Sell in May and go away? Not so much this year. The Dow and S&P are each up around 3.5% and the Nasdaq by nearly 5% heading into Friday’s session, which is shaping up to be a snoozer as far as major averages go. In recent trading, the Dow and S&P were each down 0.2%, the Nasdaq by 0.1%.
Of course, “sell in May and go away” refers to the market’s historic pattern of performing best for the six months from Nov. 1-April 30 and worst from May 1-Oct. 31. Since 1950, the Dow has posted an average gain of 7.5% in the “best six months” vs. a paltry 0.3% advance (and some historic declines) during the May-October timeframe, according to The Stock Traders’ Almanac.
In other words, “sell in May” might yet prove to be a good strategy in 2013 and the tally doesn’t really count until the end of the “worst six months” period.
On the other hand, this May’s gains suggest the folly of following any number of pop-culture market indicators, including (but not limited to): The Super Bowl Indicator, the hemline indicator, the Sports Illustrated swimsuit cover girl indicator, the lipstick indicator, etc. etc.
Any statistician would tell you there simply isn’t enough of a sample size for any of the above to be relevant.

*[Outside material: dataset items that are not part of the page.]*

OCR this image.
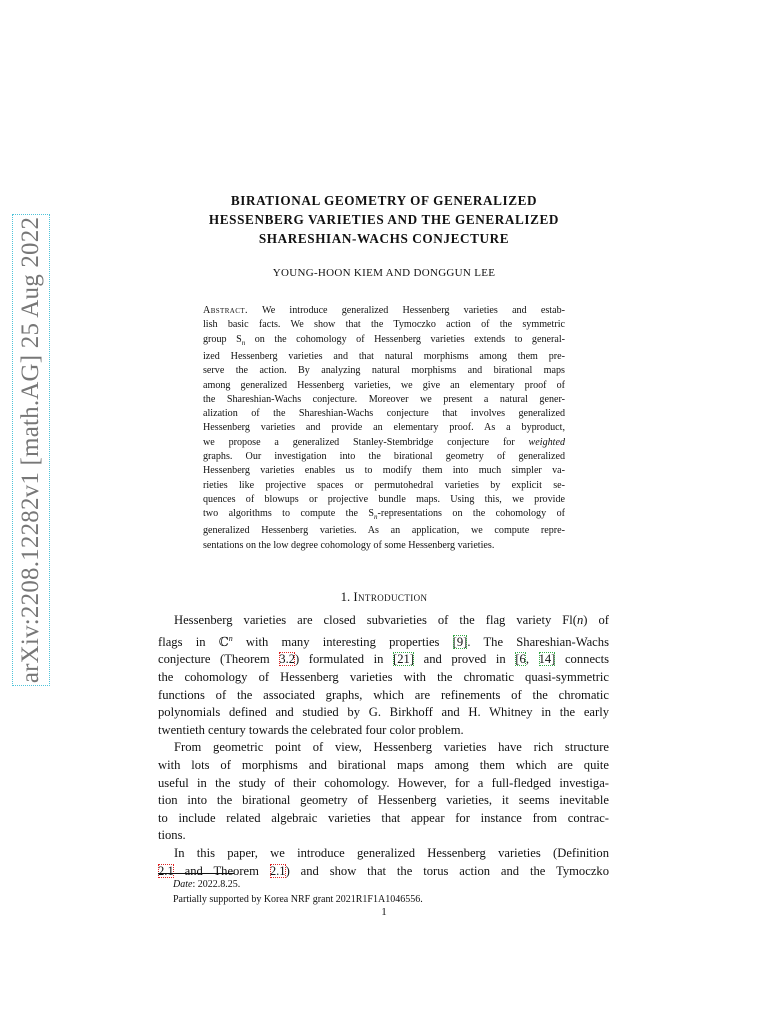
arXiv:2208.12282v1 [math.AG] 25 Aug 2022
BIRATIONAL GEOMETRY OF GENERALIZED
HESSENBERG VARIETIES AND THE GENERALIZED
SHARESHIAN-WACHS CONJECTURE
YOUNG-HOON KIEM AND DONGGUN LEE
Abstract. We introduce generalized Hessenberg varieties and estab-
lish basic facts. We show that the Tymoczko action of the symmetric
group $S_n$ on the cohomology of Hessenberg varieties extends to general-
ized Hessenberg varieties and that natural morphisms among them pre-
serve the action. By analyzing natural morphisms and birational maps
among generalized Hessenberg varieties, we give an elementary proof of
the Shareshian-Wachs conjecture. Moreover we present a natural gener-
alization of the Shareshian-Wachs conjecture that involves generalized
Hessenberg varieties and provide an elementary proof. As a byproduct,
we propose a generalized Stanley-Stembridge conjecture for weighted
graphs. Our investigation into the birational geometry of generalized
Hessenberg varieties enables us to modify them into much simpler va-
rieties like projective spaces or permutohedral varieties by explicit se-
quences of blowups or projective bundle maps. Using this, we provide
two algorithms to compute the $S_n$-representations on the cohomology of
generalized Hessenberg varieties. As an application, we compute repre-
sentations on the low degree cohomology of some Hessenberg varieties.
1. Introduction
Hessenberg varieties are closed subvarieties of the flag variety Fl(n) of
flags in ℂ$^n$ with many interesting properties [9]. The Shareshian-Wachs
conjecture (Theorem 3.2) formulated in [21] and proved in [6, 14] connects
the cohomology of Hessenberg varieties with the chromatic quasi-symmetric
functions of the associated graphs, which are refinements of the chromatic
polynomials defined and studied by G. Birkhoff and H. Whitney in the early
twentieth century towards the celebrated four color problem.
From geometric point of view, Hessenberg varieties have rich structure
with lots of morphisms and birational maps among them which are quite
useful in the study of their cohomology. However, for a full-fledged investiga-
tion into the birational geometry of Hessenberg varieties, it seems inevitable
to include related algebraic varieties that appear for instance from contrac-
tions.
In this paper, we introduce generalized Hessenberg varieties (Definition
2.1 and Theorem 2.1) and show that the torus action and the Tymoczko
Date: 2022.8.25.
Partially supported by Korea NRF grant 2021R1F1A1046556.
1
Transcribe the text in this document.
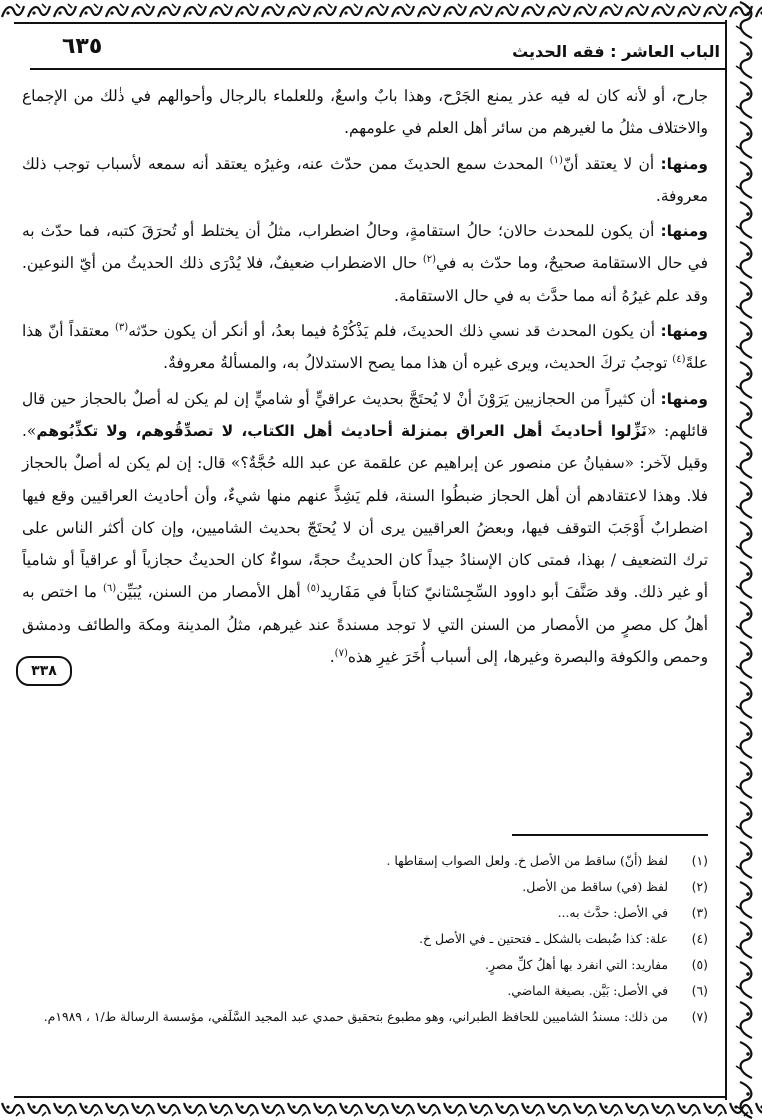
الباب العاشر : فقه الحديث
٦٣٥

جارح، أو لأنه كان له فيه عذر يمنع الجَرْح، وهذا بابٌ واسعٌ، وللعلماء بالرجال وأحوالهم في ذٰلك من الإجماع والاختلاف مثلُ ما لغيرهم من سائر أهل العلم في علومهم.

ومنها: أن لا يعتقد أنّ$^{(١)}$ المحدث سمع الحديثَ ممن حدّث عنه، وغيرُه يعتقد أنه سمعه لأسباب توجب ذلك معروفة.

ومنها: أن يكون للمحدث حالان؛ حالُ استقامةٍ، وحالُ اضطراب، مثلُ أن يختلط أو تُحرَقَ كتبه، فما حدّث به في حال الاستقامة صحيحٌ، وما حدّث به في$^{(٢)}$ حال الاضطراب ضعيفٌ، فلا يُدْرَى ذلك الحديثُ من أيّ النوعين. وقد علم غيرُهُ أنه مما حدَّث به في حال الاستقامة.

ومنها: أن يكون المحدث قد نسي ذلك الحديثَ، فلم يَذْكُرْهُ فيما بعدُ، أو أنكر أن يكون حدّثه$^{(٣)}$ معتقداً أنّ هذا علةً$^{(٤)}$ توجبُ تركَ الحديث، ويرى غيره أن هذا مما يصح الاستدلالُ به، والمسألةُ معروفةٌ.

ومنها: أن كثيراً من الحجازيين يَرَوْنَ أنْ لا يُحتَجَّ بحديث عراقيٍّ أو شاميٍّ إن لم يكن له أصلٌ بالحجاز حين قال قائلهم: «نَزِّلوا أحاديثَ أهل العراق بمنزلة أحاديث أهل الكتاب، لا تصدِّقُوهم، ولا تكذِّبُوهم». وقيل لآخر: «سفيانُ عن منصور عن إبراهيم عن علقمة عن عبد الله حُجَّةٌ؟» قال: إن لم يكن له أصلٌ بالحجاز فلا. وهذا لاعتقادهم أن أهل الحجاز ضبطُوا السنة، فلم يَشِذَّ عنهم منها شيءٌ، وأن أحاديث العراقيين وقع فيها اضطرابٌ أَوْجَبَ التوقف فيها، وبعضُ العراقيين يرى أن لا يُحتَجّ بحديث الشاميين، وإن كان أكثر الناس على ترك التضعيف / بهذا، فمتى كان الإسنادُ جيداً كان الحديثُ حجةً، سواءٌ كان الحديثُ حجازياً أو عراقياً أو شامياً أو غير ذلك. وقد صَنَّفَ أبو داوود السِّجِسْتانيّ كتاباً في مَفَاريد$^{(٥)}$ أهل الأمصار من السنن، يُبَيِّن$^{(٦)}$ ما اختص به أهلُ كل مصرٍ من الأمصار من السنن التي لا توجد مسندةً عند غيرهم، مثلُ المدينة ومكة والطائف ودمشق وحمص والكوفة والبصرة وغيرها، إلى أسباب أُخَرَ غيرِ هذه$^{(٧)}$.

٣٣٨
(١)
لفظ (أنّ) ساقط من الأصل خ. ولعل الصواب إسقاطها .
(٢)
لفظ (في) ساقط من الأصل.
(٣)
في الأصل: حدَّث به...
(٤)
علة: كذا ضُبطت بالشكل ـ فتحتين ـ في الأصل خ.
(٥)
مفاريد: التي انفرد بها أهلُ كلِّ مصرٍ.
(٦)
في الأصل: بَيَّن. بصيغة الماضي.
(٧)
من ذلك: مسندُ الشاميين للحافظ الطبراني، وهو مطبوع بتحقيق حمدي عبد المجيد السَّلَفي، مؤسسة الرسالة ط/١ ، ١٩٨٩م.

And at the end of the day (and the month), the factors that have driven the stock market to its recent record heights remain intact, notably: unprecedented support from global central banks, a slowly but surely improving U.S. economy, record corporate profit margins, attractive valuations relative to bonds, and performance anxiety from under-invested money managers, much less those who’ve actively bet against the rally.
For these and other reasons, bulls are feeling a bit haughty as May comes to a close, and can rightly chastise the bears for repeatedly being dead wrong about the market’s fate in recent years.
That said, as Henry and I discuss in the accompanying video, the past few weeks have featured some market action that should give bulls pause, including:
- Rising Treasury yields, with the 10-year note eclipsing 2% for the first time in a year
- Renewed strength in the dollar and corresponding weakness in emerging markets and commodities and commodity-focused currencies, such as the Aussie dollar
- Wild and dramatic swings in Japan’s stock market, which has suffered three sessions of losses above 3% in the past 10 days, including a 7.3% tumble on May 23.
As Business Insider’s Joe Weisenthal writes: “Something's up. Everyone can tell. But nobody is quite sure what it is.”
Rest assured, the hunt for the answer – and the bull-bear debate – won’t stop as the calendar turns from May to June.